Influencés par un mode de vie à l’occidentale, les jeunes seraient partisans de la vie en solo. Les uns seraient tentés de se détacher de leur famille pour compter sur leurs propres ressources et pour être les seuls maîtres de leurs sorts. Les autres, en revanche, cherchent à s’affranchir de la tutelle parentale et veulent vivre sans aucune frontière. Qu’en pensent justement les jeunes ?


Tunis - Le Quotidien
Arrivés à un certain âge, nombre de jeunes n’acceptent plus d’être sous la tutelle de leurs parents. Ils sentent le besoin d’être autonomes, de compter sur eux-mêmes et d’assumer leurs responsabilités. Pour eux, l’idée de dépendre de la famille est inadmissible à partir d’un âge plutôt mûr. La vie en solitaire leur apprendrait dans ce cadre à mieux gérer leur vie, d’acquérir plus d’expériences et une plus grande indépendance. La majorité des jeunes qui vivent en solo font d’ailleurs en sorte d’avoir leur autonomie financière pour s’assumer entièrement sans avoir besoin d’un appui parental. Toutefois, la recherche d’autonomie n’est pas la seule raison qui pousse les jeunes à sortir du cocon familial. Nombreux sont ceux qui continuent à demander l’aide de leurs géniteurs tout en voulant s’installer seuls. Ce qu’ils recherchent, c’est de s’affranchir de la tutelle et de la mainmise des parents. Ils ne supportent pas que tous leurs actes soient mis sous la loupe et acceptent mal d’avoir des comptes à rendre. Toutefois, si la vie en solo apprend aux jeunes à se prendre en charge et à affronter seuls les difficultés de la vie, elle peut également les encourager à vivre sans obstacles et sans frontières du moment qu’ils échappent au contrôle. En effet, plusieurs jeunes optent pour cette manière de vivre pour agir à leur guise et pouvoir faire les quatre cents coups… Mais dans une société patriarcale et attachée à ses traditions, il est toujours difficile de consentir le départ d’un descendant avant le mariage surtout s’il s’agit d’une fille. Les jeunes filles qui habitent seules sans raisons valables doivent surmonter un regard dégradant de la part de la société. Ce départ du foyer familial est automatiquement considéré comme un acte qui laisse à désirer et un risque à une déchéance morale profonde et voulue.

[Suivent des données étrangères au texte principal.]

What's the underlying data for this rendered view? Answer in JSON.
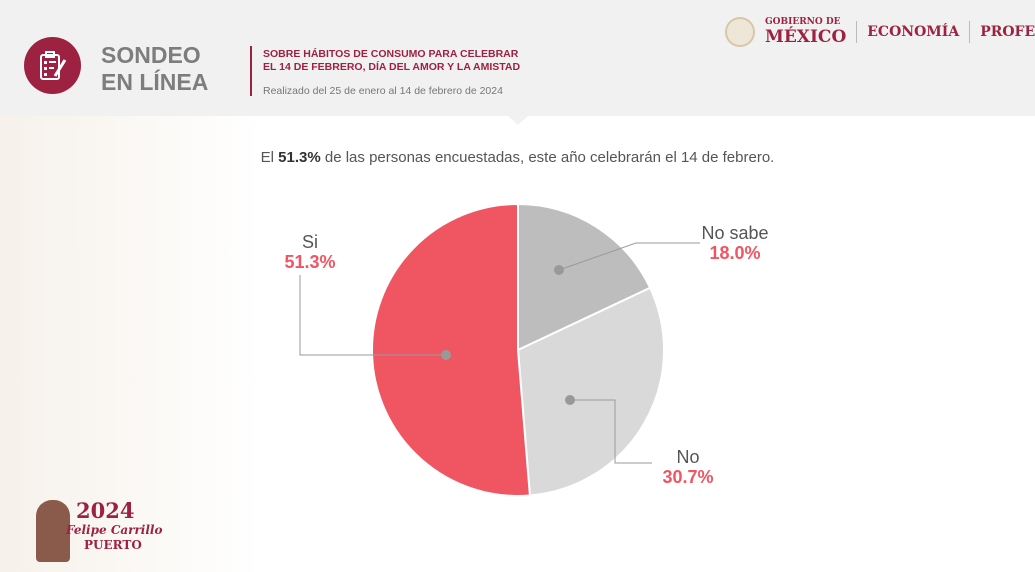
{
  "header": {
    "title_line1": "SONDEO",
    "title_line2": "EN LÍNEA",
    "subtitle_line1": "SOBRE HÁBITOS DE CONSUMO PARA CELEBRAR",
    "subtitle_line2": "EL 14 DE FEBRERO, DÍA DEL AMOR Y LA AMISTAD",
    "date": "Realizado del 25 de enero al 14 de febrero de 2024"
  },
  "logos": {
    "gob_line1": "GOBIERNO DE",
    "gob_line2": "MÉXICO",
    "economia": "ECONOMÍA",
    "profeco": "PROFECO"
  },
  "headline": {
    "pre": "El ",
    "bold": "51.3%",
    "post": " de las personas encuestadas, este año celebrarán el 14 de febrero."
  },
  "footer": {
    "year": "2024",
    "name1": "Felipe Carrillo",
    "name2": "PUERTO"
  },
  "chart_data": {
    "type": "pie",
    "title": "El 51.3% de las personas encuestadas, este año celebrarán el 14 de febrero.",
    "slices": [
      {
        "label": "No sabe",
        "value": 18.0,
        "value_label": "18.0%",
        "color": "#bdbdbd"
      },
      {
        "label": "No",
        "value": 30.7,
        "value_label": "30.7%",
        "color": "#d9d9d9"
      },
      {
        "label": "Si",
        "value": 51.3,
        "value_label": "51.3%",
        "color": "#f05562"
      }
    ]
  }
}
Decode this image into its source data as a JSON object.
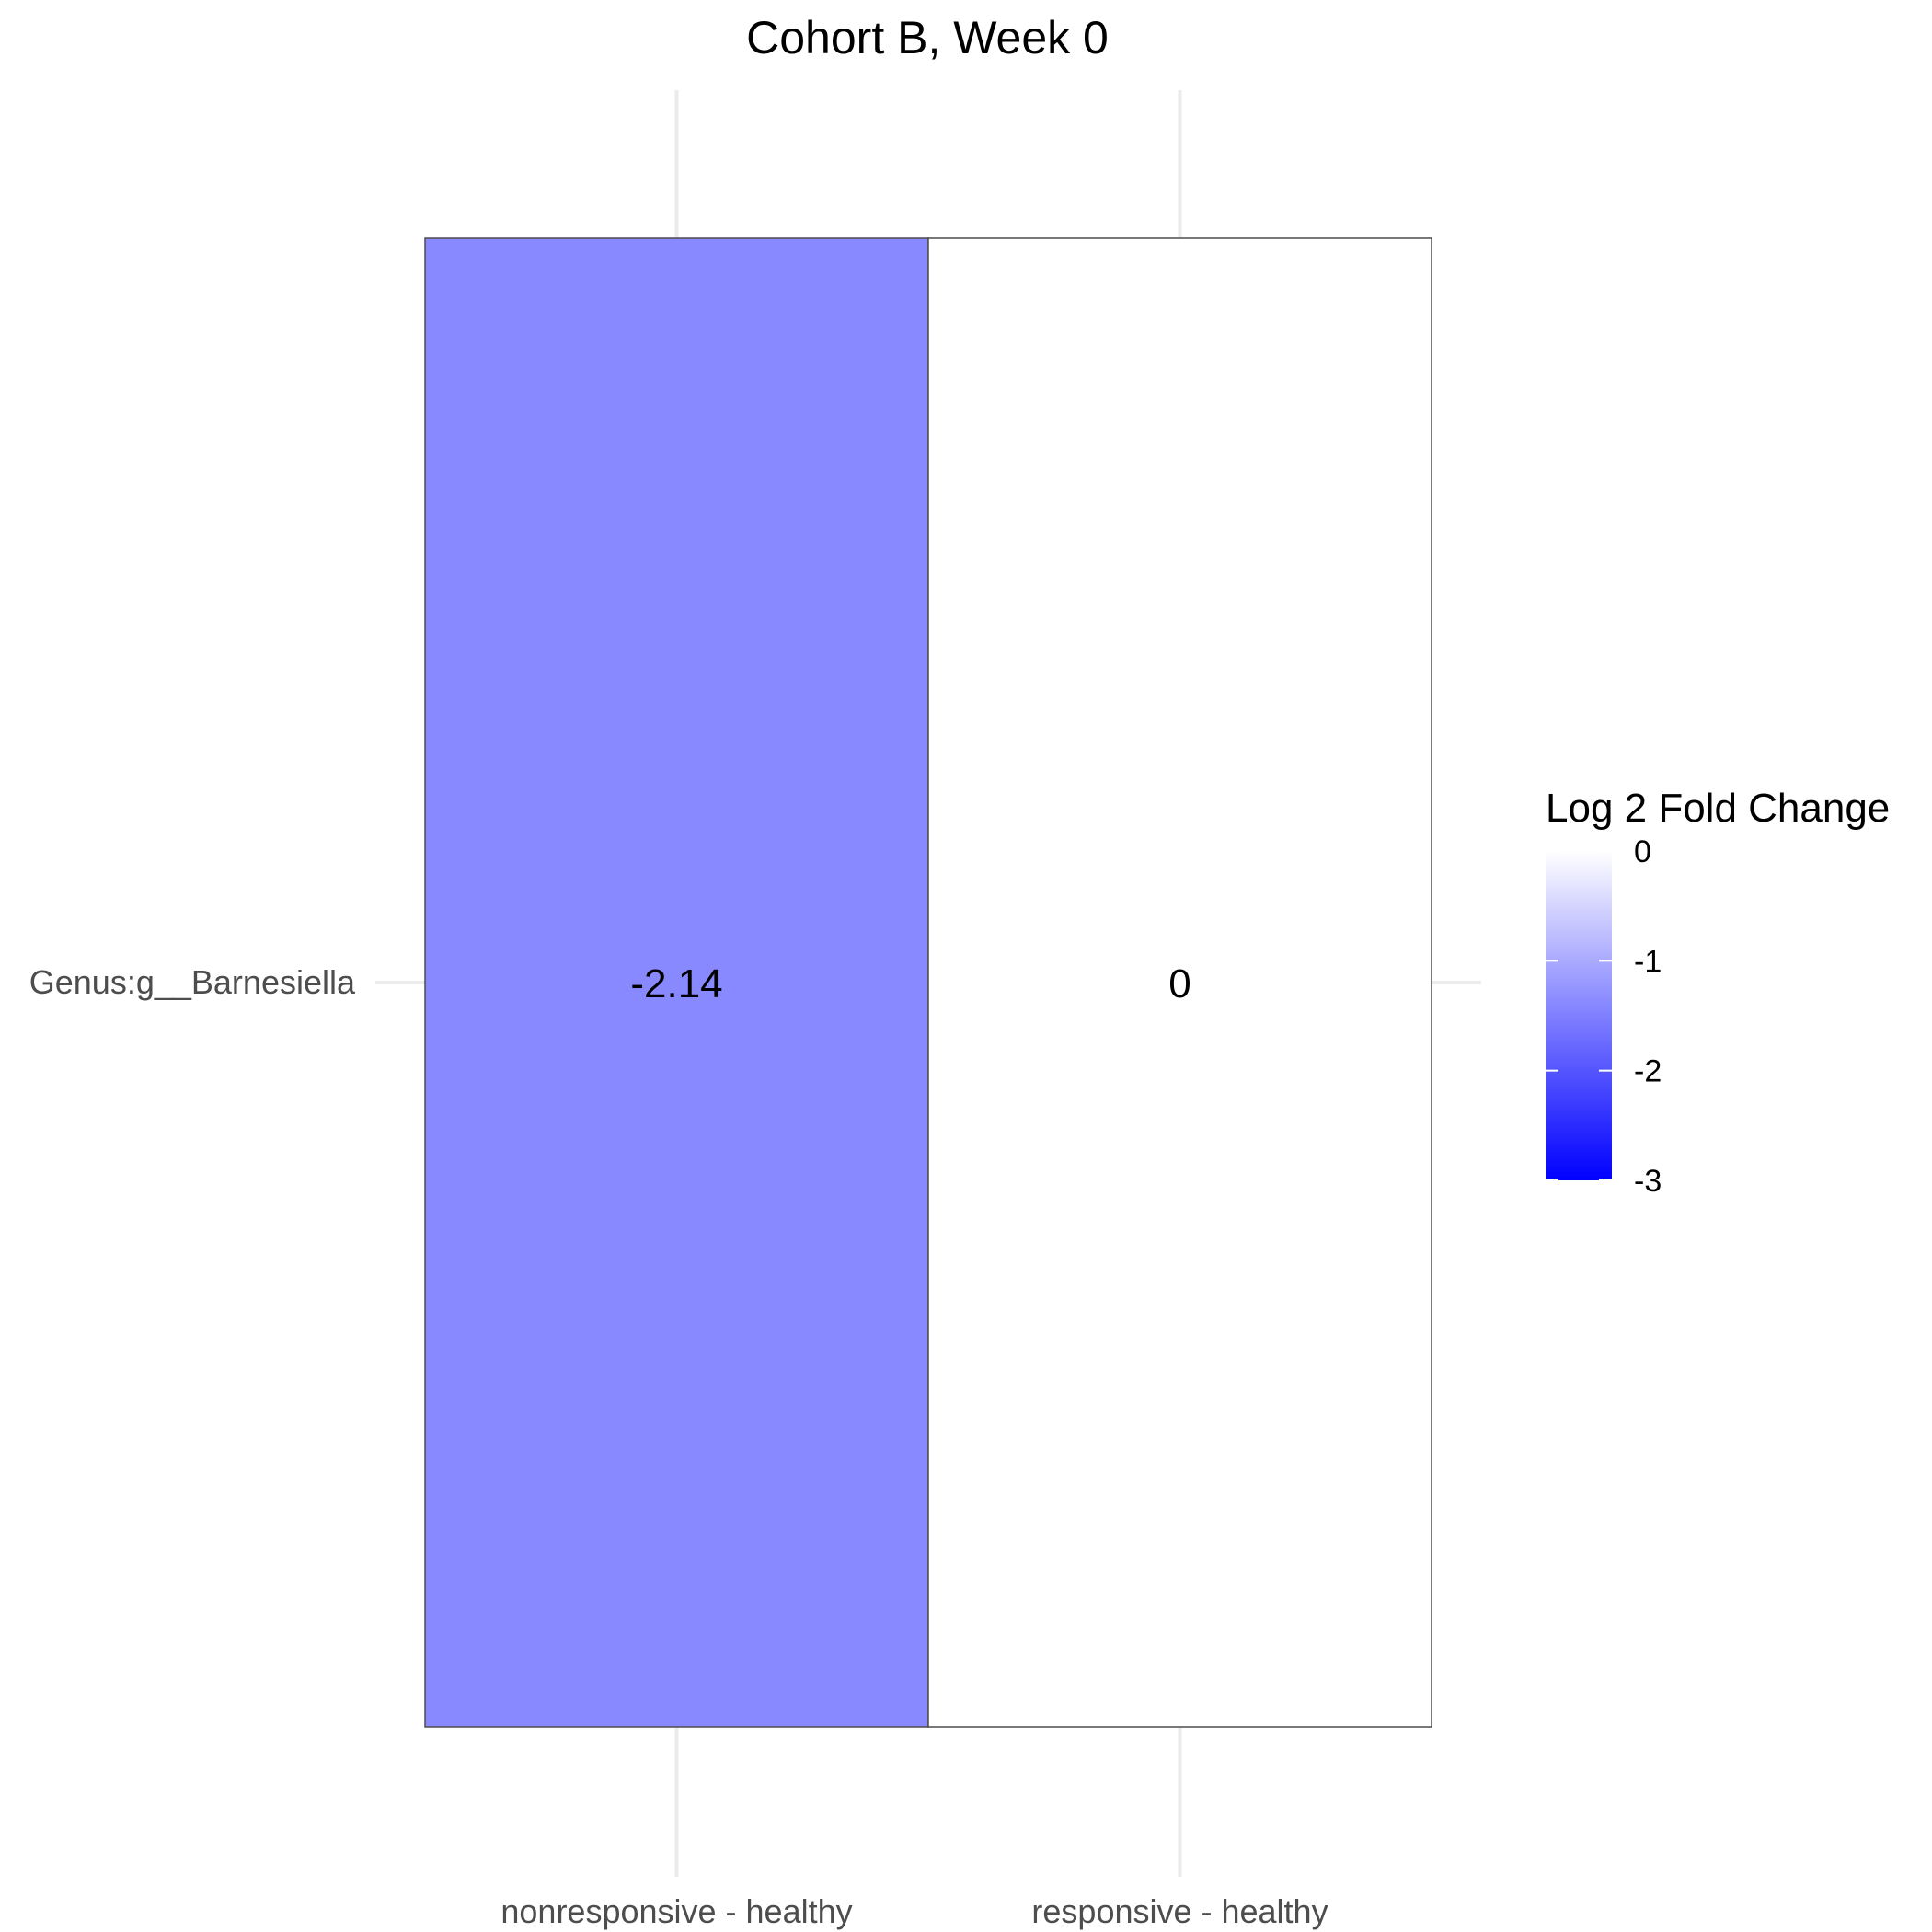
{
  "chart_data": {
    "type": "heatmap",
    "title": "Cohort B, Week 0",
    "xlabel": "",
    "ylabel": "",
    "x_categories": [
      "nonresponsive - healthy",
      "responsive - healthy"
    ],
    "y_categories": [
      "Genus:g__Barnesiella"
    ],
    "cells": [
      {
        "x": "nonresponsive - healthy",
        "y": "Genus:g__Barnesiella",
        "value": -2.14,
        "label": "-2.14"
      },
      {
        "x": "responsive - healthy",
        "y": "Genus:g__Barnesiella",
        "value": 0,
        "label": "0"
      }
    ],
    "legend": {
      "title": "Log 2 Fold Change",
      "placement": "right",
      "range": [
        -3,
        0
      ],
      "ticks": [
        0,
        -1,
        -2,
        -3
      ],
      "tick_labels": [
        "0",
        "-1",
        "-2",
        "-3"
      ],
      "low_color": "#0000ff",
      "high_color": "#ffffff"
    },
    "grid": true
  }
}
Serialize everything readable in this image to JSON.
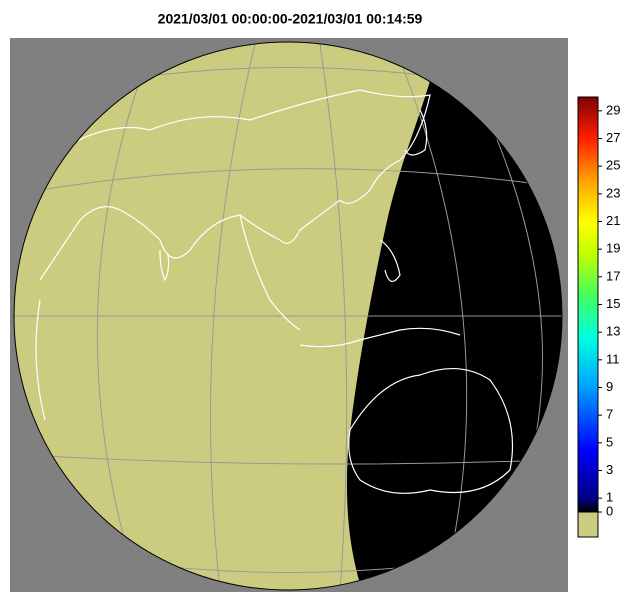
{
  "title": "2021/03/01 00:00:00-2021/03/01 00:14:59",
  "colorbar": {
    "ticks": [
      29,
      27,
      25,
      23,
      21,
      19,
      17,
      15,
      13,
      11,
      9,
      7,
      5,
      3,
      1,
      0
    ],
    "lim": [
      0,
      30
    ]
  }
}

Bassem, étudiant, 20 ans, aimerait tant pouvoir vivre seul. Le jeune homme trouve qu’il lui est impossible de supporter encore la pression parentale à son âge. Il est très tenté par l’idée de quitter le domicile familial et de partir à l’aventure. «A partir d’un certain âge, il est vraiment difficile de supporter qu’on s’immisce dans nos affaires. Je ne suis plus un enfant et j’ai droit à une marge de liberté beaucoup plus importante. Toutefois, le fait de s’affranchir de la mainmise de la famille n’est pas mon unique raison. Je pense que la vie en solo est une étape qui doit être vécue avec ses avantages et ses inconvénients avant de vivre en couple. J’aurai l’occasion de compter sur moi-même et d’assumer seul mes responsabilités. A mon avis, celui qui ne sait pas s’assumer entièrement ne saura jamais réussir sa vie parce qu’il aura pris l’habitude qu’on se charge de lui sans qu’il n’ait eu la possibilité de subvenir seul à ses besoins. Je ne cherche pas une liberté exagérée contrairement à ce que l’on peut croire. Ce qui me pousse à vouloir vivre seul, c’est de savoir gérer ma vie tout seul et assumer ma liberté en tant que personne responsable. D’ailleurs, je voudrais vivre vraiment seul sans avoir de colocataire et je ne cherche pas à avoir une union libre avec une fille. Ce que je veux, c’est de vivre en paix et de pouvoir m’assumer entièrement», dit-il.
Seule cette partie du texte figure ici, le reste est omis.